Nele regarda son ami avec des yeux de plaiſir tout humides de le voir si jaloux :

— Je n’en veux point, dit-elle.

Katheline répondit :

— Quand viendra celui qui eſt vêtu de gris, toujours botté & éperonné d’autre sorte.

Soetkin diſait :

— Priez Dieu pour l’affolée.

— Ulenſpiegel, dit Katheline, va nous quérir quatre litres de dobbel-kuyt pendant que je vais préparer les heete-koeken ; ce sont des crêpes au pays de France.

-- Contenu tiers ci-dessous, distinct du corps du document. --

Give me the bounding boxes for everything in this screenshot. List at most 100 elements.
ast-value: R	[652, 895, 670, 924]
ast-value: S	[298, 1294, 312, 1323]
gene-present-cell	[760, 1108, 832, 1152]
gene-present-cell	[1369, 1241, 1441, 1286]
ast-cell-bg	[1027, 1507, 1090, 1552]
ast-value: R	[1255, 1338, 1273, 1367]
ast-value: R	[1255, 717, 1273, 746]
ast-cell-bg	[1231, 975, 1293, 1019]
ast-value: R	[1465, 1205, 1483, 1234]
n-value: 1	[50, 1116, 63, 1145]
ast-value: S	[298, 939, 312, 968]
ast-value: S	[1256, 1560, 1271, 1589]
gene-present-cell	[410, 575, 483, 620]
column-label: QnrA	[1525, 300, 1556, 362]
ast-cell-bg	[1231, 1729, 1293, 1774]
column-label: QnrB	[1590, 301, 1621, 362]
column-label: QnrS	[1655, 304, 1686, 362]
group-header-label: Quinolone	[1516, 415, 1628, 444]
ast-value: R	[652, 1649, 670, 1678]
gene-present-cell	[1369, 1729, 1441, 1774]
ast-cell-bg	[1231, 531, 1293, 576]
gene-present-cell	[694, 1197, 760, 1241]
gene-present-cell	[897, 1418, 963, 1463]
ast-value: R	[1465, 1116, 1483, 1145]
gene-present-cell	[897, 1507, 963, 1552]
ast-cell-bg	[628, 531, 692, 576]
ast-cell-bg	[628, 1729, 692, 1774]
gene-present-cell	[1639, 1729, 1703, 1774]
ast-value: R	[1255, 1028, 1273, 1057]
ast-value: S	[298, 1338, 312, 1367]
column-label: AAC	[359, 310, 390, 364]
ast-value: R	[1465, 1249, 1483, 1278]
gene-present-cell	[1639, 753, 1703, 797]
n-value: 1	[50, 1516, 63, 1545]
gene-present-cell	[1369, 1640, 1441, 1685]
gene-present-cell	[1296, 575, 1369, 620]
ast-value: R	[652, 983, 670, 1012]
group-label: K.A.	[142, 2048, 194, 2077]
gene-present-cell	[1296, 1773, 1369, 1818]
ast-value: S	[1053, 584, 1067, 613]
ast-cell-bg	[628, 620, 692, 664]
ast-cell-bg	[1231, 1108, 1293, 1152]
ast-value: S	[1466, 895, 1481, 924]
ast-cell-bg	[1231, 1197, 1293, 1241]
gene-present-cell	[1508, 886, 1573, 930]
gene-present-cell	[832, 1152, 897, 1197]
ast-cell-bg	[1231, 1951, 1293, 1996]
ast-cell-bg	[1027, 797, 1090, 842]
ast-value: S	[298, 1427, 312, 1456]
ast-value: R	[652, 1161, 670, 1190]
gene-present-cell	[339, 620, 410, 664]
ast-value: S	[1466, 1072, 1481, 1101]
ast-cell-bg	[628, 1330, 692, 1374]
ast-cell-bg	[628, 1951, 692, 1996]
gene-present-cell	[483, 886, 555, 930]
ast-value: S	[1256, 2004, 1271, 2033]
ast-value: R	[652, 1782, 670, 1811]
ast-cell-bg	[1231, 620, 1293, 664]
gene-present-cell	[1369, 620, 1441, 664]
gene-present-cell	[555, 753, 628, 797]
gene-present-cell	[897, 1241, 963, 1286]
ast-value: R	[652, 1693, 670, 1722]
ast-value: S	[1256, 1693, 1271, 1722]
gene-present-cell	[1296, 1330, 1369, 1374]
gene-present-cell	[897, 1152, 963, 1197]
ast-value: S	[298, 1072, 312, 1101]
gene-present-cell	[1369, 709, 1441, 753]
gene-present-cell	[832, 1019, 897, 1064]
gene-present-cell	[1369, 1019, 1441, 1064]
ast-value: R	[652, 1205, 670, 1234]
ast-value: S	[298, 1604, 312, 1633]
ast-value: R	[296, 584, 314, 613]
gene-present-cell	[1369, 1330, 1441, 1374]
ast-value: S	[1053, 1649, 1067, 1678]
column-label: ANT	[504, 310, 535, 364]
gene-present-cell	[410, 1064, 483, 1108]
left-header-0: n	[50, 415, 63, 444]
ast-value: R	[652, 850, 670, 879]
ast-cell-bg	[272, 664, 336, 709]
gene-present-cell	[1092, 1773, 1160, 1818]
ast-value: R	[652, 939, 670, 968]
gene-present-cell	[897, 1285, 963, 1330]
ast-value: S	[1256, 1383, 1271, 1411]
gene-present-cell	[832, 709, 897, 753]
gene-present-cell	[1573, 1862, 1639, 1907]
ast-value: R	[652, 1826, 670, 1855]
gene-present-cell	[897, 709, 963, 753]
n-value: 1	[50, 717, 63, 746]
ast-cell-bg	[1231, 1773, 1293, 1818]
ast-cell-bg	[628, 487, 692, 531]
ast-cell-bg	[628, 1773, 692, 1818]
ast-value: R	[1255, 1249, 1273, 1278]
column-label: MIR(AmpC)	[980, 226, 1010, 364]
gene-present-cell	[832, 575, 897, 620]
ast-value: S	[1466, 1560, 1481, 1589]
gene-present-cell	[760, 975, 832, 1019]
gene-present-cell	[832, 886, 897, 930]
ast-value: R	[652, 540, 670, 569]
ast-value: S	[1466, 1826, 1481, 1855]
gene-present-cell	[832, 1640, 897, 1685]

Soetkin demanda pourquoi elle fêtait le samedi comme les juifs.

Katheline répondit :

— Parce que la pâte eſt prête.

Ulenſpiegel se tenait debout ayant à la main le grand pot d’étain d’Angleterre qui contenait juſte la meſure.

— Mère, que faut-il faire ? demanda-t-il.

— Va, dit Katheline.

Soetkin ne voulait plus répondre, n’étant point maîtreſſe dans la maiſon ; elle dit à Ulenſpiegel : — Va, mon fils.

Ulenſpiegel courut juſqu’au Scaeck, d’où il rapporta les quatre litres de dobbel-kuyt.

Bientôt le parfum des heete-koeken se répandit dans la cuiſine, & tous eurent faim, même la dolente affligée.